= Newmarket Warren Hill railway station =

Railway station in Suffolk, England

Newmarket Warren Hill station was built by the Great Eastern Railway. It opened on 4 April 1885 just to the north of Warren Hill Tunnel and catered for racecourse-goers arriving from points north, particularly Lincoln, Leeds and Manchester, with the encouragement of the Jockey Club. Warren Hill was closed by the London and North Eastern Railway some time in or after 1945 but before 1 January 1948, when British Railways was formed.

==Description==
Warren Hill station was a terminus station built alongside the Ipswich to Cambridge line but not served by it. The station consisted of a single island platform with two platform roads and a number of sidings and loops (for locomotives to run round their carriages).
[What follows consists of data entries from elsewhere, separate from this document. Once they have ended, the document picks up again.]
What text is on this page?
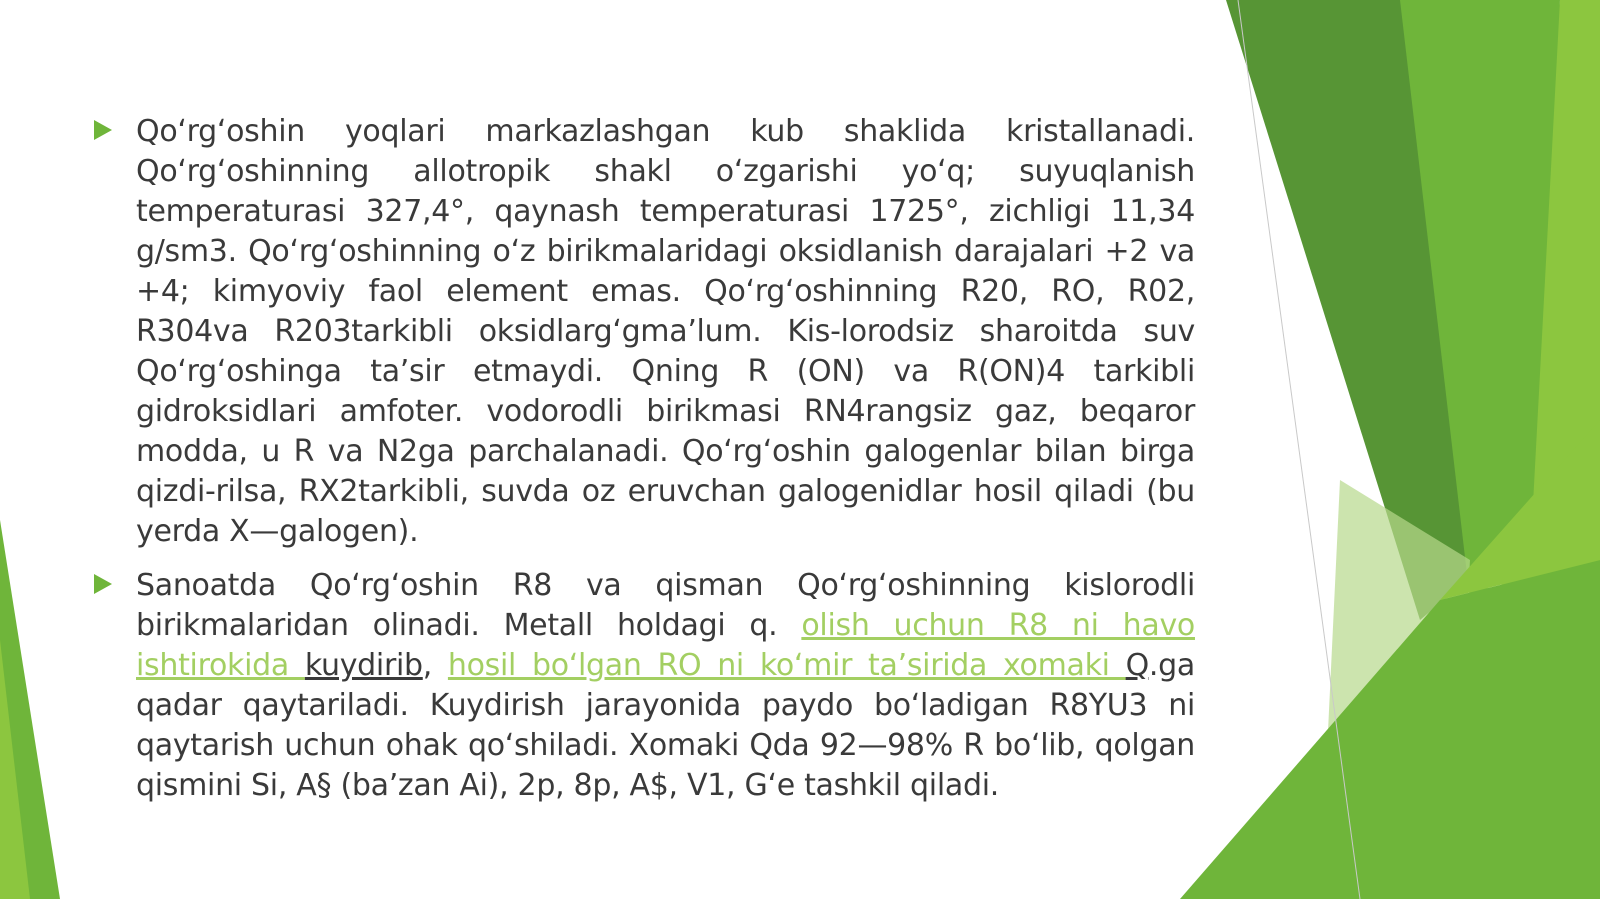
Qo‘rg‘oshin yoqlari markazlashgan kub shaklida kristallanadi. Qo‘rg‘oshinning allotropik shakl o‘zgarishi yo‘q; suyuqlanish temperaturasi 327,4°, qaynash temperaturasi 1725°, zichligi 11,34 g/sm3. Qo‘rg‘oshinning o‘z birikmalaridagi oksidlanish darajalari +2 va +4; kimyoviy faol element emas. Qo‘rg‘oshinning R20, RO, R02, R304va R203tarkibli oksidlarg‘gma’lum. Kis-lorodsiz sharoitda suv Qo‘rg‘oshinga ta’sir etmaydi. Qning R (ON) va R(ON)4 tarkibli gidroksidlari amfoter. vodorodli birikmasi RN4rangsiz gaz, beqaror modda, u R va N2ga parchalanadi. Qo‘rg‘oshin galogenlar bilan birga qizdi-rilsa, RX2tarkibli, suvda oz eruvchan galogenidlar hosil qiladi (bu yerda X—galogen).
Sanoatda Qo‘rg‘oshin R8 va qisman Qo‘rg‘oshinning kislorodli birikmalaridan olinadi. Metall holdagi q. olish uchun R8 ni havo ishtirokida kuydirib, hosil bo‘lgan RO ni ko‘mir ta’sirida xomaki Q.ga qadar qaytariladi. Kuydirish jarayonida paydo bo‘ladigan R8YU3 ni qaytarish uchun ohak qo‘shiladi. Xomaki Qda 92—98% R bo‘lib, qolgan qismini Si, A§ (ba’zan Ai), 2p, 8p, A$, V1, G‘e tashkil qiladi.
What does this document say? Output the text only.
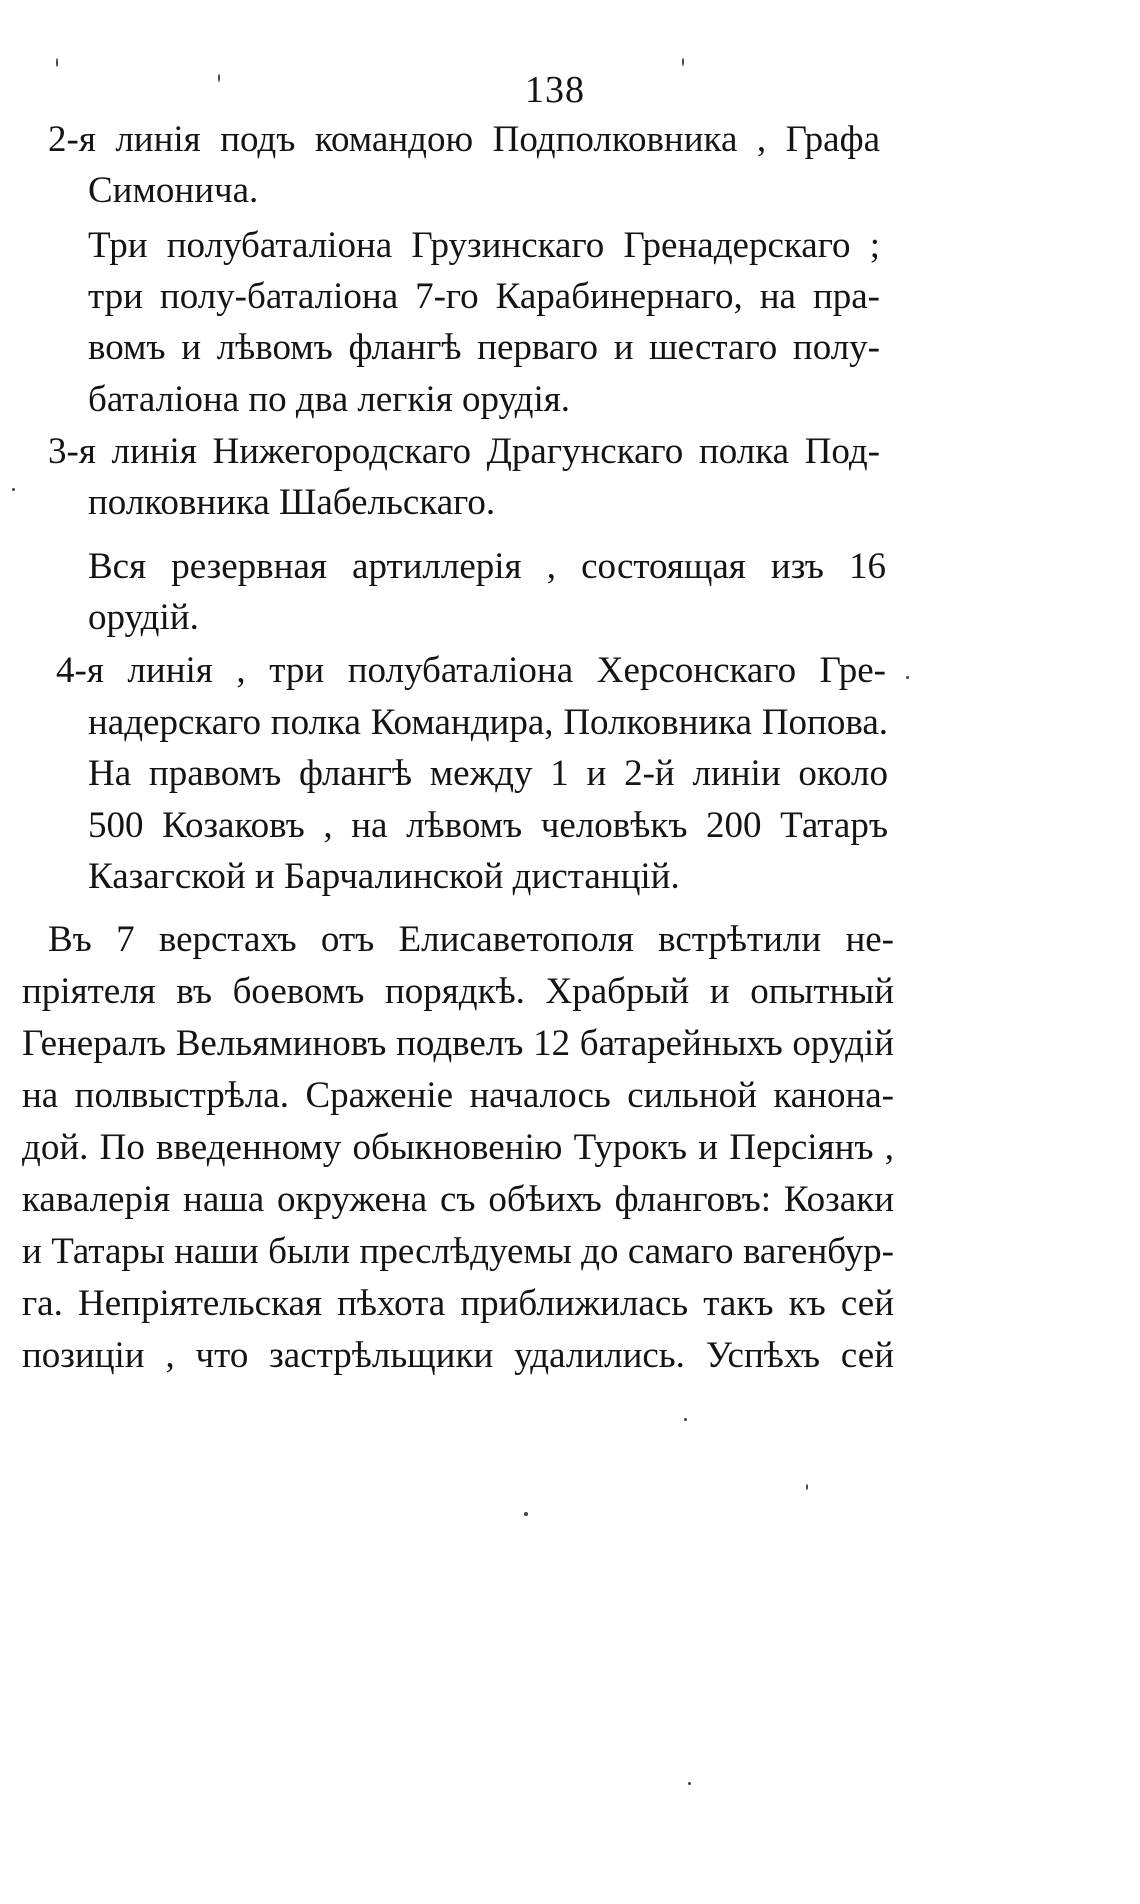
138
2-я линія подъ командою Подполковника , Графа
Симонича.
Три полубаталіона Грузинскаго Гренадерскаго ;
три полу-баталіона 7-го Карабинернаго, на пра-
вомъ и лѣвомъ флангѣ перваго и шестаго полу-
баталіона по два легкія орудія.
3-я линія Нижегородскаго Драгунскаго полка Под-
полковника Шабельскаго.
Вся резервная артиллерія , состоящая изъ 16
орудій.
4-я линія , три полубаталіона Херсонскаго Гре-
надерскаго полка Командира, Полковника Попова.
На правомъ флангѣ между 1 и 2-й линіи около
500 Козаковъ , на лѣвомъ человѣкъ 200 Татаръ
Казагской и Барчалинской дистанцій.
Въ 7 верстахъ отъ Елисаветополя встрѣтили не-
пріятеля въ боевомъ порядкѣ. Храбрый и опытный
Генералъ Вельяминовъ подвелъ 12 батарейныхъ орудій
на полвыстрѣла. Сраженіе началось сильной канона-
дой. По введенному обыкновенію Турокъ и Персіянъ ,
кавалерія наша окружена съ обѣихъ фланговъ: Козаки
и Татары наши были преслѣдуемы до самаго вагенбур-
га. Непріятельская пѣхота приближилась такъ къ сей
позиціи , что застрѣльщики удалились. Успѣхъ сей
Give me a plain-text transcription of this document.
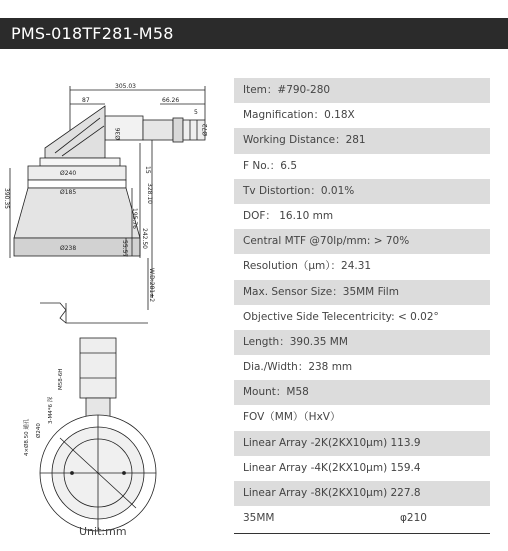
PMS-018TF281-M58
305.03
87	66.26
5
Ø72
Ø36
15
390.35	328.10
242.50
195.76
55.57
Ø240
Ø185
Ø238
W.D:281±2
3-M4*6 深
4×Ø8.50 通孔 Ø240
M58-6H
Unit:mm
Item：#790-280
Magnification：0.18X
Working Distance：281
F No.：6.5
Tv Distortion：0.01%
DOF： 16.10 mm
Central MTF @70lp/mm: > 70%
Resolution（μm）：24.31
Max. Sensor Size：35MM Film
Objective Side Telecentricity: < 0.02°
Length：390.35 MM
Dia./Width：238 mm
Mount：M58
FOV（MM）（HxV）
Linear Array -2K(2KX10μm) 113.9
Linear Array -4K(2KX10μm) 159.4
Linear Array -8K(2KX10μm) 227.8
35MM	φ210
Entrance to the station was by a four way covered staircase leading down to a covered (in glass and corrugated iron) arcade area. The arcade area, whilst not luxuriously equipped, had a refreshment bar, Ladies waiting room and toilets as well as various railway offices.
The platform was 510 ft long but had no shelter (presumably passengers waited in the covered area until their train was shunted into the platform).

==History==
During the 1870s and 1880s more and more people were coming to the races at Newmarket. The opening of the Newmarket - Ely line in 1879 meant that trains from the north could get to Newmarket more easily rather than having to reverse at Cambridge and line of the first trains to use the new link was a train carrying racehorses from Newmarket to Doncaster.

In April 1883 the GER approved a quote (by builders Messrs Bennett Bros. of Downham Market) and work commenced on clearing a space north of the Ipswich to Cambridge line at the east end of Warren Hill tunnel. Although the building was delayed by inclement weather the station was ready for the 1885 "Craven" meeting at Newmarket Racecourse on 20 April. After this point, the old 1848 station dealt with traffic from London and the west whilst Warren Hill accommodated traffic from the north and east.

Warren Hill remained busy with racing traffic up to World War I where it was put into military use.

After the war racing day traffic returned to the station.

Following the Railways Act 1921 Warren Hill station was operated by the London and North Eastern Railway from 1 January 1923.

During the 1930s numbers using the station declined and the last train ran in October 1938.

Between 1939 and 1945 the station again saw military use and then after the war at some point between 1945 and 1948 the station was formally closed to passengers although saw goods and engineering traffic for a number of years. The sidings at Warren Hill were removed in the early 1960s although the platform remained until the 1980s.